Flatfoot Hustling

I had no idea of what to do next. There was no road map, and no one to ask. I knew that I had to budget carefully. Who knew when I would get any work? Or even if there was any work to get? The music business in Kingston operated according to its own set of rules that related only tangentially to what I knew about the business in America.

As far as I understood things, if you wanted to be a working musician, you got in a band with other people you knew, based on liking somewhat compatible types of music. Then you decided whether you wanted to play in bars, play hotel lounges, or do weddings. Once you made up your mind, you rehearsed a night’s worth of music, found an agency that could book you the kind of gigs you wanted, and went to work. If you wanted to do anything more creative, you wrote your own songs, tried to sneak them into sets during your regular gigs, and eventually recorded a demo of them somewhere to send to people in the business to get a record deal. I had never been in a band that had gotten that far. The closest I had come to a record deal was sitting with Horace Andy in Island’s offices talking to Lister Hewan-Lowe about doing a record for Lister’s label, which is how I had gotten there in the first place.

Although I hadn’t really figured out how the business in Jamaica worked, it was obviously nothing like what I had grown up with. I was meeting lots of people whose names I recognized from album covers. And yet they were hanging out in the same alley I was, for the most part. Every so often, some would disappear for a morning, an afternoon, or a day or two. But they always came back.

So I summed up what I knew, and began to develop a plan of action, based on what Jimmy had told me. The musicians I wanted to meet, and hopefully play with, rarely played live in Kingston, contrary to my expectations. There were plenty of bars and nightclubs, but hardly any of them featured live bands. My heroes were playing in the studios, doing recording sessions for different producers and artists. So—if I wanted to play with them, I had to play sessions too.

This realization presented a number of difficulties, but also the outlines of a plan of attack. Although I had already played on several recording sessions, I had pretty much bluffed my way through them, without knowing what worked or why. I was terrified by the very idea of recording. I had never liked my playing and nothing about hearing it played back through the studio monitors made me like it any better. When recording, I operated on a level of consciousness well below that of the verbal—the part of the brain that enables a fighter to continue to stand up and look menacing while out on his feet. (I would grow much more familiar with this part of the brain as time went on.)
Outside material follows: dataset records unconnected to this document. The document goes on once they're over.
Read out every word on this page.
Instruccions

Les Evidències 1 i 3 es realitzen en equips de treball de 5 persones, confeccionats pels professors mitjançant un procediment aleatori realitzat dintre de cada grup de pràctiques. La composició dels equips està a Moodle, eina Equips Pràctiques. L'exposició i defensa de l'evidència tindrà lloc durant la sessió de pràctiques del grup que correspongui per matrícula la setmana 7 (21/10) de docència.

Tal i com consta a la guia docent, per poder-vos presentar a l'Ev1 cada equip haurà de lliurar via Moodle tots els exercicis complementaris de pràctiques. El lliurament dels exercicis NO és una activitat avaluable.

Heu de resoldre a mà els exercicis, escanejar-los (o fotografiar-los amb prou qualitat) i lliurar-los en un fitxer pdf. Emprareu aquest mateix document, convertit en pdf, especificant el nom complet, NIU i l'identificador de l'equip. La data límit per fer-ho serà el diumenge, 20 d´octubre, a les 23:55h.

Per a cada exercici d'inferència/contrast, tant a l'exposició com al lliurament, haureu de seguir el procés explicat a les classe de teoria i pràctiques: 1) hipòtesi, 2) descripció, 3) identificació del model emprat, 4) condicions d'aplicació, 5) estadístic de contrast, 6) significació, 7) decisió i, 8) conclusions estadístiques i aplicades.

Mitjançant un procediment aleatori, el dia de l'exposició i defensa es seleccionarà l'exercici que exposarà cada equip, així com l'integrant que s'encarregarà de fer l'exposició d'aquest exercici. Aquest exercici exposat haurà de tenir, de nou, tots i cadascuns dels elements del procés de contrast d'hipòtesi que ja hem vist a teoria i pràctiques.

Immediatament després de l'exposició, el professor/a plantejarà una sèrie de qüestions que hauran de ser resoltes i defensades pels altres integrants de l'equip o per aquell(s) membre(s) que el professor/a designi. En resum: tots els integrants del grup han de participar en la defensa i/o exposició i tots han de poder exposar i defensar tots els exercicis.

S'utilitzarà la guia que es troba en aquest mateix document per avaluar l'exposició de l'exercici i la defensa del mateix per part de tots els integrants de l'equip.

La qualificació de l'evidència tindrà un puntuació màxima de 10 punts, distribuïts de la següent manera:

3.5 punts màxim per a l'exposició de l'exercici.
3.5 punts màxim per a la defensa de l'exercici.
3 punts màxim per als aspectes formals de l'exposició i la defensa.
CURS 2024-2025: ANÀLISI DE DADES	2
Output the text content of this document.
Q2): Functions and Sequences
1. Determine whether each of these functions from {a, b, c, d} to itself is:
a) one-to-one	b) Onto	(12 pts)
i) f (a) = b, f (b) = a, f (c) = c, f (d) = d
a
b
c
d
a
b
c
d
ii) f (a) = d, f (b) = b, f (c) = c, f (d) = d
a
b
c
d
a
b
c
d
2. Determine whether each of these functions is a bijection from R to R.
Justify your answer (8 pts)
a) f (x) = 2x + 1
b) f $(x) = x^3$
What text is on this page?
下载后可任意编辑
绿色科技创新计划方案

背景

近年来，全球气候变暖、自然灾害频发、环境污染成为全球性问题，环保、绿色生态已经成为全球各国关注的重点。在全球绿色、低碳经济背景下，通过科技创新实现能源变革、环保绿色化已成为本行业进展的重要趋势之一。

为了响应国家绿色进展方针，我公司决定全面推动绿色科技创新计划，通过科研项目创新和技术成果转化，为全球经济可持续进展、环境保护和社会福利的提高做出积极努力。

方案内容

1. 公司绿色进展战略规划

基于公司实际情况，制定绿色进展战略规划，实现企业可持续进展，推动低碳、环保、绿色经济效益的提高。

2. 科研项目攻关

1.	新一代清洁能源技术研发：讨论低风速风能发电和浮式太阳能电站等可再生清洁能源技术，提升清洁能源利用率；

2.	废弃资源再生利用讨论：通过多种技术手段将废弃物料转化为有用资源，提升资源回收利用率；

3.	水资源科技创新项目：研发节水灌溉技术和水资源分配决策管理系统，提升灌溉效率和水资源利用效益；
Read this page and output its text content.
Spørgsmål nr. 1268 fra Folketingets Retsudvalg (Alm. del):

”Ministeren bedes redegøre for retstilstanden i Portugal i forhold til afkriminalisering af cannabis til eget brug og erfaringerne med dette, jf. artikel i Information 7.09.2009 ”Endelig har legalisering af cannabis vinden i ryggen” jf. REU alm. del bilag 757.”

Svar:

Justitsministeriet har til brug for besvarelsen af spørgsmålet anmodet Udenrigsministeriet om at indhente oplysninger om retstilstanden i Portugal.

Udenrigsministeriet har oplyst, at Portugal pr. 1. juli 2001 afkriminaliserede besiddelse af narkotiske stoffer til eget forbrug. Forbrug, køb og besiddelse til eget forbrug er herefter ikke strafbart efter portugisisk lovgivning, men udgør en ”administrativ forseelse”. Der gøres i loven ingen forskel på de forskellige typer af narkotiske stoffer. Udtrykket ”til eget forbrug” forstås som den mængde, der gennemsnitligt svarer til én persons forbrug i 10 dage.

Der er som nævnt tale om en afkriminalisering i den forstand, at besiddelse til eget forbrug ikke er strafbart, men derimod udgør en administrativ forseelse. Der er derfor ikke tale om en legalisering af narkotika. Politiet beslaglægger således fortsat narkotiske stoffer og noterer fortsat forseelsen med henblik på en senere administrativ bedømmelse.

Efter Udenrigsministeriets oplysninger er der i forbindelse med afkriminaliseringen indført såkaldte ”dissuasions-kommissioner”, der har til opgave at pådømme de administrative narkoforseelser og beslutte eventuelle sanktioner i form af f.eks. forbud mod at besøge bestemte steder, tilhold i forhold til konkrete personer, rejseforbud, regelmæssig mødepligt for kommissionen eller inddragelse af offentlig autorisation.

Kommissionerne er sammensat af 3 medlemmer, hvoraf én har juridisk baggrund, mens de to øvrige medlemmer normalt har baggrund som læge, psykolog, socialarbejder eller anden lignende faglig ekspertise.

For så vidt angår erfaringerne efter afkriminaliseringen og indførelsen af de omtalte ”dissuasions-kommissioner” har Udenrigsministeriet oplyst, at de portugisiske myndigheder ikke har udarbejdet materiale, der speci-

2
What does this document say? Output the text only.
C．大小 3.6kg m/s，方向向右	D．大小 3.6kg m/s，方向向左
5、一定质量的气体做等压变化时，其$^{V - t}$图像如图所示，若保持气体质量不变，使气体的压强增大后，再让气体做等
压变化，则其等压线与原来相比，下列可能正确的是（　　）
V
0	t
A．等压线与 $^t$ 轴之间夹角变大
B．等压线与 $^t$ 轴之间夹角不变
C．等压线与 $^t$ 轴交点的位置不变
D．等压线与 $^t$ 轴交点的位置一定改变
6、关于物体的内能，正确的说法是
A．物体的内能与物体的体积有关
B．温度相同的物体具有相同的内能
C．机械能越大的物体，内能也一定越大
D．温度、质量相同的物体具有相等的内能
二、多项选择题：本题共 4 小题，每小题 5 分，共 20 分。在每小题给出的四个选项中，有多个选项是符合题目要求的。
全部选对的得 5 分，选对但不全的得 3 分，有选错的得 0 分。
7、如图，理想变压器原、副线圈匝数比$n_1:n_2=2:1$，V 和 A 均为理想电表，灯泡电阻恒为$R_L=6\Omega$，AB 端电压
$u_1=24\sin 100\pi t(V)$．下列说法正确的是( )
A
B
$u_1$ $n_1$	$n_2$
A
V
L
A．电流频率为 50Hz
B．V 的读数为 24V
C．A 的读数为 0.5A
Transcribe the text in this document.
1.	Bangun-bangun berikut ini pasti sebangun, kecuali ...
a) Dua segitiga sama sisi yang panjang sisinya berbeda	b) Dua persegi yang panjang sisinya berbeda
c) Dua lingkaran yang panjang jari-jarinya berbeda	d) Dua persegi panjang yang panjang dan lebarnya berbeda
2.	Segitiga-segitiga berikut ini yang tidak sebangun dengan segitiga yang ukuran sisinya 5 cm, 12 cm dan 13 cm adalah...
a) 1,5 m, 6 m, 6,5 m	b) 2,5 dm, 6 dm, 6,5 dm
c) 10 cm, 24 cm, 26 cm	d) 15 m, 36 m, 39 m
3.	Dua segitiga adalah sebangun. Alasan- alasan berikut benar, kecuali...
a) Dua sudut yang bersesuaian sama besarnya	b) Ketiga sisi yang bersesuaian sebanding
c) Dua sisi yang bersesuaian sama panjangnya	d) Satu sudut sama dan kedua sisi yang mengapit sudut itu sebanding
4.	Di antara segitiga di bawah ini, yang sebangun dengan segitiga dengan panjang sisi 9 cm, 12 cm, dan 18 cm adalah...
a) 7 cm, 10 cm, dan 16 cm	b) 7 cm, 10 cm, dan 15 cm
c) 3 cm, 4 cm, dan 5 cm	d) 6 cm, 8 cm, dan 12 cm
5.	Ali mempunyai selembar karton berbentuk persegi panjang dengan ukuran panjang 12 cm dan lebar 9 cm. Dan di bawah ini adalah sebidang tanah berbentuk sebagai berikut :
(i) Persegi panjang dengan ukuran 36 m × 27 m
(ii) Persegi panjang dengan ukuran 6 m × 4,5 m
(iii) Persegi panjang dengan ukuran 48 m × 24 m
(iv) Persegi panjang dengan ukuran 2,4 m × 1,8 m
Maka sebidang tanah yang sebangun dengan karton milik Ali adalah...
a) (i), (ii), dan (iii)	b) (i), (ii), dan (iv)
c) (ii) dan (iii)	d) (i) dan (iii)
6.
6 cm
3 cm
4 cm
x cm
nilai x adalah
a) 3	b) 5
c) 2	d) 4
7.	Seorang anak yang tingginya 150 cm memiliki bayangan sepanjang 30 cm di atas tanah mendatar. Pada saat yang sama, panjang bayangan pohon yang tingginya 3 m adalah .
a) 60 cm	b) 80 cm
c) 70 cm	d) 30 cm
But there really didn’t seem to be any choice. I’d tried playing the hotel circuit, which had its charms. I liked being near the water, playing six nights a week, having a steady paycheck with lots of time to practice, eating good food, and not having to lift any equipment. But it wasn’t what I wanted to do musically. The hotel bands played more top 40 American R&B and soca than they did reggae, as the managers, who were middle class, considered it disreputable and unsophisticated music. They only allowed it because a lot of the tourists asked for it. More important, Sly and Robbie and the Barrett brothers weren’t doing hotel gigs.